En el Camp Nou no han mirado hacia otro lado. En cuanto detectaron la posibilidad real de que el City escuchara ofertas, activaron su radar. Porque hablamos de un perfil que encaja como anillo al dedo en la reconstrucción azulgrana: equilibrio, liderazgo y experiencia internacional. En el área deportiva consideran que dejar escapar la opción de incorporar a un Balón de Oro por debajo de su valor real sería un error estratégico difícil de justificar.
Además, hay un detalle que añade tensión al pulso. En los despachos culés circula la percepción de que el jugador no vería con malos ojos el proyecto blaugrana. No se trata de promesas públicas ni declaraciones incendiarias, sino de sensaciones, de entorno, de contactos discretos. Y cuando se trata de un nombre de este calibre, cualquier mínima posibilidad se convierte en motivo suficiente para entrar en la puja.

El Manchester City, mientras tanto, vive en una encrucijada. Rodri no es un futbolista más en su estructura. Es el eje que sostiene el sistema, el metrónomo que equilibra el caos creativo y la pieza que permite que todo funcione. Perderlo sería un golpe deportivo enorme. Pero también existe el riesgo de que el reloj avance sin renovación y el margen de maniobra se reduzca drásticamente.

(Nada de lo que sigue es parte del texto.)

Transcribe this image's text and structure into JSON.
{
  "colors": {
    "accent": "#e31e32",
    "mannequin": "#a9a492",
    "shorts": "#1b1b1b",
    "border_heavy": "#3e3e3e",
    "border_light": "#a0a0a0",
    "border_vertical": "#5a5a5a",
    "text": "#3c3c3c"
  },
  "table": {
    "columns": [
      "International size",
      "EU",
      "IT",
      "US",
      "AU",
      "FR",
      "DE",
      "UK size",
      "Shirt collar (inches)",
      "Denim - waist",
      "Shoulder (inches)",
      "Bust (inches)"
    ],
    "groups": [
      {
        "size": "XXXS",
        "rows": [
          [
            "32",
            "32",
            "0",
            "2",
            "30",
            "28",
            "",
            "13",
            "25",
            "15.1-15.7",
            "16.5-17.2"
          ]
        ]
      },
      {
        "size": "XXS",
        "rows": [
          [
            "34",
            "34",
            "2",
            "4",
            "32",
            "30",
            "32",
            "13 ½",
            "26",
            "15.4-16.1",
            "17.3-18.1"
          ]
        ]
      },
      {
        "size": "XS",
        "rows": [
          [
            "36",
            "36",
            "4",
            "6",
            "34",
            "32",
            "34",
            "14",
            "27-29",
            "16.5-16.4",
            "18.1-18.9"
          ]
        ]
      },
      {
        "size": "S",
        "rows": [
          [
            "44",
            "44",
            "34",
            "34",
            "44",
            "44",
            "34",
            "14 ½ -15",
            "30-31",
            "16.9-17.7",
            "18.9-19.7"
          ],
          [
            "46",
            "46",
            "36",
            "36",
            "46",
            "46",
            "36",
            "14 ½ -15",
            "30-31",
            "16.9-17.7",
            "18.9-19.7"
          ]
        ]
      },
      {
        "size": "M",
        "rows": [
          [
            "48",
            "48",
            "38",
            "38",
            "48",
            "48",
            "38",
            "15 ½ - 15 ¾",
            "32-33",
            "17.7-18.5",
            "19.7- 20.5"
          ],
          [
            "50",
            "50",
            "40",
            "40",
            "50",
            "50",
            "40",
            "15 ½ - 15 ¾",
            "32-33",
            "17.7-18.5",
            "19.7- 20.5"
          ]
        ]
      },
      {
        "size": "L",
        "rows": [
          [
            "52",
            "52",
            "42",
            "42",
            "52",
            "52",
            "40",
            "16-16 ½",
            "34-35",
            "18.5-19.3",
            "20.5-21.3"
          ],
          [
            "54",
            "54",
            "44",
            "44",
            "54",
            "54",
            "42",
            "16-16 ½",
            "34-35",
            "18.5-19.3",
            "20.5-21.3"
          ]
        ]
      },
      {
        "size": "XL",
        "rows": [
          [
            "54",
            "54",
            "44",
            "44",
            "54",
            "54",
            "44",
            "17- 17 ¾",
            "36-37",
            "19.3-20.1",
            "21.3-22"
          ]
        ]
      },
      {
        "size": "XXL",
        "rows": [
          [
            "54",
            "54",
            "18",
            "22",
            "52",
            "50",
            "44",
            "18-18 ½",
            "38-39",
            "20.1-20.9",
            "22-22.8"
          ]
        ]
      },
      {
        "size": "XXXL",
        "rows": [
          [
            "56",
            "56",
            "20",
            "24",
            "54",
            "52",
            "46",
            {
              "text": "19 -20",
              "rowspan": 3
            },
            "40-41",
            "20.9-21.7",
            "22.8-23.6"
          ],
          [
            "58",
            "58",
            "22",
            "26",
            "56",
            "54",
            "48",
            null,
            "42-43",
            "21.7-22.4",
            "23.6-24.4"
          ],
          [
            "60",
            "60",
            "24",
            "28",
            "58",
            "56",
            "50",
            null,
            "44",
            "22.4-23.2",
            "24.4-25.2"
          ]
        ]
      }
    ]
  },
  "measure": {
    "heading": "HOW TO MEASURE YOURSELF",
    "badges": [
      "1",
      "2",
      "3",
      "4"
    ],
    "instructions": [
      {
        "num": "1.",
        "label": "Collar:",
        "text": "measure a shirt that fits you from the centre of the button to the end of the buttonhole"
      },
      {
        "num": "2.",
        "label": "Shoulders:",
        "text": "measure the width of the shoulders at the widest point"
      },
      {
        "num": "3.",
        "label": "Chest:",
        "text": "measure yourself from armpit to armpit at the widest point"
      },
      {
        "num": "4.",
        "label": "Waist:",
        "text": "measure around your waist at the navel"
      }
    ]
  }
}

La clave estará en los próximos meses. Si el City logra cerrar una ampliación potente, la guerra quedará desactivada. Si no, el verano puede convertirse en un auténtico duelo de gigantes. Y cuando Madrid y Barça compiten por el mismo objetivo, el mercado se convierte en un campo de batalla.
Para Rodri, la decisión sería trascendental. Volver a España en plena madurez competitiva, asumir el liderazgo de uno de los dos colosos nacionales y convertirse en el eje del proyecto no es un paso menor. Es elegir un legado. Es decidir dónde quiere escribir el siguiente capítulo de su carrera.

En el Real Madrid lo imaginan ordenando el centro del campo en el Bernabéu, imponiendo jerarquía en Europa y aportando esa calma que a veces se echa en falta en partidos de máxima exigencia. En el Barcelona lo visualizan como el ancla que estabiliza el equipo, el cerebro que equilibra talento joven con experiencia competitiva.
Lo que está claro es que no será un movimiento silencioso. Si el City abre la puerta, la tensión subirá. Las filtraciones aparecerán. Las cifras bailarán. Y el precio podría dispararse si ambos clubes deciden ir hasta el final.
Un Balón de Oro, dos gigantes históricos y un club inglés obligado a tomar una decisión estratégica. No es un simple fichaje. Es un pulso de poder.
Y cuando Madrid y Barça se miran a los ojos por el mismo objetivo, el mercado deja de ser mercado. Se convierte en guerra.